I love our church for many reasons, and one of those reasons is because our church does not tell you what you must believe.  Maybe you have no questions.  Fine.  Great.  Maybe you have a lot of questions, questions that really worry you.  We will help you with those questions, but we aren’t going to condemn you for having questions or for asking those questions.  In fact, maybe I should stop in the middle of my messages occasionally and ask if anyone has any questions, except I’m afraid the questions I’ll get ask would be ones such as, are you about finished?  I know that not giving a packaged set of answers is scary and hard for some people, and because that is how we operate as a church I understand that our church will not be for everyone.  But I also know that life can be very hard and very difficult and when life gets very hard and very difficult we must have something to hold on to that will carry us through not only those moments but all the hard and all the difficult moments, and the only way to build a foundation to get us through those moments is to build a strong and independent faith, and that comes by asking questions, tough questions, and working to find answers to those questions.  And then, we will find that we have a faith that will carry us through to the very end, and when that end comes it will carry us through that end to a new beginning in eternity.

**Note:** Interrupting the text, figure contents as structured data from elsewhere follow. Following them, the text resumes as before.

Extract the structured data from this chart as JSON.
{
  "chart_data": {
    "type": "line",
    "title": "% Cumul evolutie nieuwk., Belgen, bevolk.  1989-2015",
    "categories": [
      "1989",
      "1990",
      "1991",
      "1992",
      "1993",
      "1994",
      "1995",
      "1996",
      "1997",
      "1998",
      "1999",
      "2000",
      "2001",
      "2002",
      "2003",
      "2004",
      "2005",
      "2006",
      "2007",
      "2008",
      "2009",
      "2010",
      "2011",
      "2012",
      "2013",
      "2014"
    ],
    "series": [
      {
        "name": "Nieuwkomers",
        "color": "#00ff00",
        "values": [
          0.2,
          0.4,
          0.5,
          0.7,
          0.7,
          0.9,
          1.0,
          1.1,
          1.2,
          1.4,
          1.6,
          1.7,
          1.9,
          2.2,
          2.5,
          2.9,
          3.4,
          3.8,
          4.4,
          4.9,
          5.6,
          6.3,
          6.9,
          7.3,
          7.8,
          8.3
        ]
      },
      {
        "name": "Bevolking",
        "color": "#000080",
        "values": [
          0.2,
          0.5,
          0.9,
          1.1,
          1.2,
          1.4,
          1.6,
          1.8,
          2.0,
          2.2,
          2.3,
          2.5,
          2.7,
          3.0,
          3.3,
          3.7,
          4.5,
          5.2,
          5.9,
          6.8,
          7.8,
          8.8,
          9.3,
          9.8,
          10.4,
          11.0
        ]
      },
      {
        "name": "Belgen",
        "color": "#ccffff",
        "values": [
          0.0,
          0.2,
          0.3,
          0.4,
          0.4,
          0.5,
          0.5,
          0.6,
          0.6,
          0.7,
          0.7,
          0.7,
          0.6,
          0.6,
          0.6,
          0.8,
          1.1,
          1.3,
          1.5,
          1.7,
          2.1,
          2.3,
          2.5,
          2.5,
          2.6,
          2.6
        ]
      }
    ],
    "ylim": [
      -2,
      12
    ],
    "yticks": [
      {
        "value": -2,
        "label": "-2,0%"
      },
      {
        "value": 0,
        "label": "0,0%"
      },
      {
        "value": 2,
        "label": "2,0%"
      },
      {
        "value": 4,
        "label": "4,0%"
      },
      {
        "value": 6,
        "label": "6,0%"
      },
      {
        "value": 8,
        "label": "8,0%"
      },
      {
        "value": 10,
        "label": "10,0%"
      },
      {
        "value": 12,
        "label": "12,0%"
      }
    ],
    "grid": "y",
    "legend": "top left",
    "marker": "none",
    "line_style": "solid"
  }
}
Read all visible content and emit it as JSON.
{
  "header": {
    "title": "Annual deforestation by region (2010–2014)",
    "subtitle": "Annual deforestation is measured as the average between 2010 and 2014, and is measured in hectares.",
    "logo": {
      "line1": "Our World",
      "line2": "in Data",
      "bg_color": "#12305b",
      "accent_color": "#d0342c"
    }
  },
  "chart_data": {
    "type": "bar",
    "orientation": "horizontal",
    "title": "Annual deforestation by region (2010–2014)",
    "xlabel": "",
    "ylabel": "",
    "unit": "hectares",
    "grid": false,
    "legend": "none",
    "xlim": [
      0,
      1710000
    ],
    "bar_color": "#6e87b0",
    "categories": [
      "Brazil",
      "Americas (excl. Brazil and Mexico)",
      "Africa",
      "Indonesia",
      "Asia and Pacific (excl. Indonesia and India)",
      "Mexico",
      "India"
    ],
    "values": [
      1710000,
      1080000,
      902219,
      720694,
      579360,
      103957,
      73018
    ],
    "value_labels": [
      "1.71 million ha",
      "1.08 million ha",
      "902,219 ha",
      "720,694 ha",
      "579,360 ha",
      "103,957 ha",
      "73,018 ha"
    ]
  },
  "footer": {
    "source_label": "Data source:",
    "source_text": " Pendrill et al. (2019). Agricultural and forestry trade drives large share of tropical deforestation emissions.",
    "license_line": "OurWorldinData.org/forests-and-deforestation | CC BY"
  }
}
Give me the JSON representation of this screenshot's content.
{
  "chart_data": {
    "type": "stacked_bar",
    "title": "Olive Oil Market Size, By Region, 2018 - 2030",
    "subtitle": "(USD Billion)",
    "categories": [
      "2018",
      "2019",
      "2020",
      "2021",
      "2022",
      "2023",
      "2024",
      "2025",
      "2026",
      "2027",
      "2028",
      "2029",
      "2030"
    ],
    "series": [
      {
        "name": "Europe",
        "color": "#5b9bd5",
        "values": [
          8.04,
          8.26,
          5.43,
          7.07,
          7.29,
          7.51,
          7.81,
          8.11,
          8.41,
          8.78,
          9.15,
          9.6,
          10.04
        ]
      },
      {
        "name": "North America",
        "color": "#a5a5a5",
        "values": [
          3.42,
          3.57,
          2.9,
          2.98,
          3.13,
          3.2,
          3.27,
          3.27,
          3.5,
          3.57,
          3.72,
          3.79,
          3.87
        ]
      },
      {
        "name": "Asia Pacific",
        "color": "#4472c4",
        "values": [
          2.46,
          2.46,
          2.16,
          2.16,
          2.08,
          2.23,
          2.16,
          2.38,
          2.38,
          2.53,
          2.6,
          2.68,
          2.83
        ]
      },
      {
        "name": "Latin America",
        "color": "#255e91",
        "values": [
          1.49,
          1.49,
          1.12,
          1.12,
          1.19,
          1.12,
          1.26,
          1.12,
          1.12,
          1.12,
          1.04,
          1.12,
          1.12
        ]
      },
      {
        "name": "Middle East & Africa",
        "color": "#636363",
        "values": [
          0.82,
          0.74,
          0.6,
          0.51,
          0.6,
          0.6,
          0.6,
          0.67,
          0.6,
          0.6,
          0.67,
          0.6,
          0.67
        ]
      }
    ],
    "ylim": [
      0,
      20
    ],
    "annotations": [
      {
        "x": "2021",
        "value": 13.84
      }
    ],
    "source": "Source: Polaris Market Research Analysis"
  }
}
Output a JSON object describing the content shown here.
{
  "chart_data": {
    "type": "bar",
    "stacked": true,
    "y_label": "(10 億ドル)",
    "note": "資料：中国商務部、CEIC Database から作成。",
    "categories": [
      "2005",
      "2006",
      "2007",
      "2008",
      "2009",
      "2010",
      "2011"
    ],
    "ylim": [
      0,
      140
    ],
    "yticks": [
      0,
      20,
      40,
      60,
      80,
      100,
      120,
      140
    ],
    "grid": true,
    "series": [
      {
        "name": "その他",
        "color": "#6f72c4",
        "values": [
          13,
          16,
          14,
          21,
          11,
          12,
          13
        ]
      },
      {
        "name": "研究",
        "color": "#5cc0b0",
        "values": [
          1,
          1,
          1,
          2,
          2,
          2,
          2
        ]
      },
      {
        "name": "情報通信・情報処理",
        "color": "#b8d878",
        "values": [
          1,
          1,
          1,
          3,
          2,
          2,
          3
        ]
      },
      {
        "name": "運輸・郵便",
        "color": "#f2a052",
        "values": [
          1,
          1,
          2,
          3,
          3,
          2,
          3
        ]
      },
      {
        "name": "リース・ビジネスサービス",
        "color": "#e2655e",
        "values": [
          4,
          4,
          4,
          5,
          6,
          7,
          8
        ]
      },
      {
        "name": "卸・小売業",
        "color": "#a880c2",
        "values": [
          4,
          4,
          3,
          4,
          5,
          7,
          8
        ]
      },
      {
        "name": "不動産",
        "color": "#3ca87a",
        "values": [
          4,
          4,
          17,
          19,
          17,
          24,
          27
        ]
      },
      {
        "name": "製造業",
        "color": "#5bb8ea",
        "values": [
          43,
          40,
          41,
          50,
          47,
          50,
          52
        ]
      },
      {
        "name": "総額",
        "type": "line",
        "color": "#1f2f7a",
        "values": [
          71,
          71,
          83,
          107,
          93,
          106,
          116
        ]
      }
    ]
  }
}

I believe we need something to hold onto in this life.  I also believe we need something to hold onto as we pass from this life into the next, which is why as much as I love my friends and my family I believe something further is still needed to carry me through not only the next life but will also bring about a transformation in this life and give me something to hold onto in the darkest, most difficult moments of this life.  I have looked down into the chasm of unbelief, and I found it very much lacking.  I have read many of the books from that point of view and I have thought long and hard about what I believe, and I continually come to the conclusion that faith is the foundation that I need for my life, and for the next life as well.  Yes, I continue to have doubts and questions and there are times when I too say, I believe, help my unbelief, but I know that is not an expression of weakness, but of strength.  I do not have to have an answer for every question because I know that ultimately, I have the answer that matters most, and that is Jesus.